Bien évidemment on pourrait rétorquer que la situation au Québec est probablement moins critique qu’en Ontario, autant parce qu’en raison de la barrière de la langue il accueille beaucoup moins de diplômes en génie ayant étudié à l’étranger, qu’en raison du fait qu’au Québec il n’existe pas (heureusement) d’exemption industrielle.

Laissez faire et discrimination

Comme mentionné dans le billet de Devita et Givens, les gouvernements n’ont pas une politique d’immigration qui fait du sens, mais celle-ci est n’est probablement que juste une facette d’une problématique plus large, soit l’absence totale d’une politique industrielle digne de ce nom.

Cette attitude de  »joyeux laisser faire » découle vraisemblablement d’une sensibilité excessive de politiciens aux demandes des lobbys forts, et ceux qui en font les frais sont entre autres les ingénieurs et les scientifiques d’ici par rapport à ceux qui résident à l’étranger.

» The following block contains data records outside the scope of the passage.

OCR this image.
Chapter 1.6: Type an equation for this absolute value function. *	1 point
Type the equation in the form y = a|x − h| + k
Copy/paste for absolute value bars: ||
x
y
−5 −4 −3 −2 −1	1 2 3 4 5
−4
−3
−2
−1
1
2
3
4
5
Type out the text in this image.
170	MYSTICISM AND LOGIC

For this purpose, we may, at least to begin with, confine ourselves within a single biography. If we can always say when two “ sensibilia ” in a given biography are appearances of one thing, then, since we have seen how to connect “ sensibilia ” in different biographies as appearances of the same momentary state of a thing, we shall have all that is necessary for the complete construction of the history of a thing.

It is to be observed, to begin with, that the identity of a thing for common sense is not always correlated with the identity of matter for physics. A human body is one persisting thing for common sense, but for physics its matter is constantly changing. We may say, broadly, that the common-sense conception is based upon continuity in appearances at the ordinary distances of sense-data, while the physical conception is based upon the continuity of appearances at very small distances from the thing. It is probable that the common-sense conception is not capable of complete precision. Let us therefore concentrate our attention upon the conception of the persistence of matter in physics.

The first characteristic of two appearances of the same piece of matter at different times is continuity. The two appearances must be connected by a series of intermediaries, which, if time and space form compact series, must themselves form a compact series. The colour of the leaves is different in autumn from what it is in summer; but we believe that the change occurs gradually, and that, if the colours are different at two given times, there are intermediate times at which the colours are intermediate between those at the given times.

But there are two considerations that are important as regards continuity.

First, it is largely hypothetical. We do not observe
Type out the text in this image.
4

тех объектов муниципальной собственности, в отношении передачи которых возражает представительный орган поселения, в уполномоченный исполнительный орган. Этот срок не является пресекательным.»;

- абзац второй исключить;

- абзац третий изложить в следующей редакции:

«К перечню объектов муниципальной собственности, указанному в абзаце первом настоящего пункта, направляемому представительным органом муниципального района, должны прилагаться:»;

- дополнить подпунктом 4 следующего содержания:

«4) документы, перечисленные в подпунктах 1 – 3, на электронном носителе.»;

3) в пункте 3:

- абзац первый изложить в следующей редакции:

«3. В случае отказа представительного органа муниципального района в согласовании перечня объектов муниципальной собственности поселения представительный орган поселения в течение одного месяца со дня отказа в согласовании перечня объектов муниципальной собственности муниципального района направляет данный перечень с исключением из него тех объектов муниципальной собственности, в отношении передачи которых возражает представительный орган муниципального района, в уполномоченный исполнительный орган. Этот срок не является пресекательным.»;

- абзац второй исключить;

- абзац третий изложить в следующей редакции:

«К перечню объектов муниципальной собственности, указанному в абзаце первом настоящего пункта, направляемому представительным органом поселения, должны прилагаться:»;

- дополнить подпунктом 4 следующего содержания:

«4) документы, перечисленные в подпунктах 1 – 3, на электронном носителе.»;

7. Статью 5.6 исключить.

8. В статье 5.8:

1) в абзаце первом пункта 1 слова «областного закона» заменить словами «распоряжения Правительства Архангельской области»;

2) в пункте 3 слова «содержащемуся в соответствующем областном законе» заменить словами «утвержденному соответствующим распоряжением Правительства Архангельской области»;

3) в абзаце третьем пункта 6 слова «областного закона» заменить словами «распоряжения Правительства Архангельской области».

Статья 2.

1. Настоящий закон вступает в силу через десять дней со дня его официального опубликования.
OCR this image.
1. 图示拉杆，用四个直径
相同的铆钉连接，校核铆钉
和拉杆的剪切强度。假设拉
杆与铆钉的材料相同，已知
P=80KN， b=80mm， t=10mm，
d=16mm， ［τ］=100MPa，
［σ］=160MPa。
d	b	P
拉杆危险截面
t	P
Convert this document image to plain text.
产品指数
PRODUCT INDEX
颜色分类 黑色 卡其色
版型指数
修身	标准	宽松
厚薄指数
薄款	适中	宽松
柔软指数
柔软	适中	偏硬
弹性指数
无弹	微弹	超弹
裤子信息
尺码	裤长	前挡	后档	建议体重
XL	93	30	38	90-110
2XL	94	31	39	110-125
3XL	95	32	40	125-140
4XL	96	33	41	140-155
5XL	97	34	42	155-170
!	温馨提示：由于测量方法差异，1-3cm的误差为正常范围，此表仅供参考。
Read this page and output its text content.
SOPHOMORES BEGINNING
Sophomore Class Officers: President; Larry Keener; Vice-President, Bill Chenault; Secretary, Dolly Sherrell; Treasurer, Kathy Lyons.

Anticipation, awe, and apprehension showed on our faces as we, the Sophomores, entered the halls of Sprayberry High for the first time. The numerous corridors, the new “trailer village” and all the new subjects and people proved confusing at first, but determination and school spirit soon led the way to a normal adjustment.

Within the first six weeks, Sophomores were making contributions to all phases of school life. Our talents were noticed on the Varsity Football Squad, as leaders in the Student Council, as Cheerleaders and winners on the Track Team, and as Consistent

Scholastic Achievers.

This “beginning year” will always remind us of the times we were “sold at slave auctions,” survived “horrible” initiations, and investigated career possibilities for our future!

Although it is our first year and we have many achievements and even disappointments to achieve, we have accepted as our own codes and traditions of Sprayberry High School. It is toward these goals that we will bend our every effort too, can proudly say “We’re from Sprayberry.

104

En effet, des subventions, crédits d’impôts et autres avantages sont souvent donnés à des entrepreneurs malgré qu’ils :

  • délocalisent de nombreuses activités vers des pays à l’étranger,

et/ou

Dans ces conditions, les entrepreneurs qui persistent à vouloir développer des technologies ici se voient  pénalisés, et les ingénieurs d’ici objectivement discriminés.

La réalité sur le terrain

Au delà des beaux discours, c’est un fait que beaucoup de finissants en génie ont bien plus de difficultés que par le passé à se trouver un emploi. Par ailleurs, les ingénieurs plus âgés qui perdent leur emploi ont aussi beaucoup de difficulté à s’en trouver un autre équivalent et beaucoup finissent par se présenter comme consultants, allant de petit contrat à petit contrat avec des longues périodes creuses entre chaque.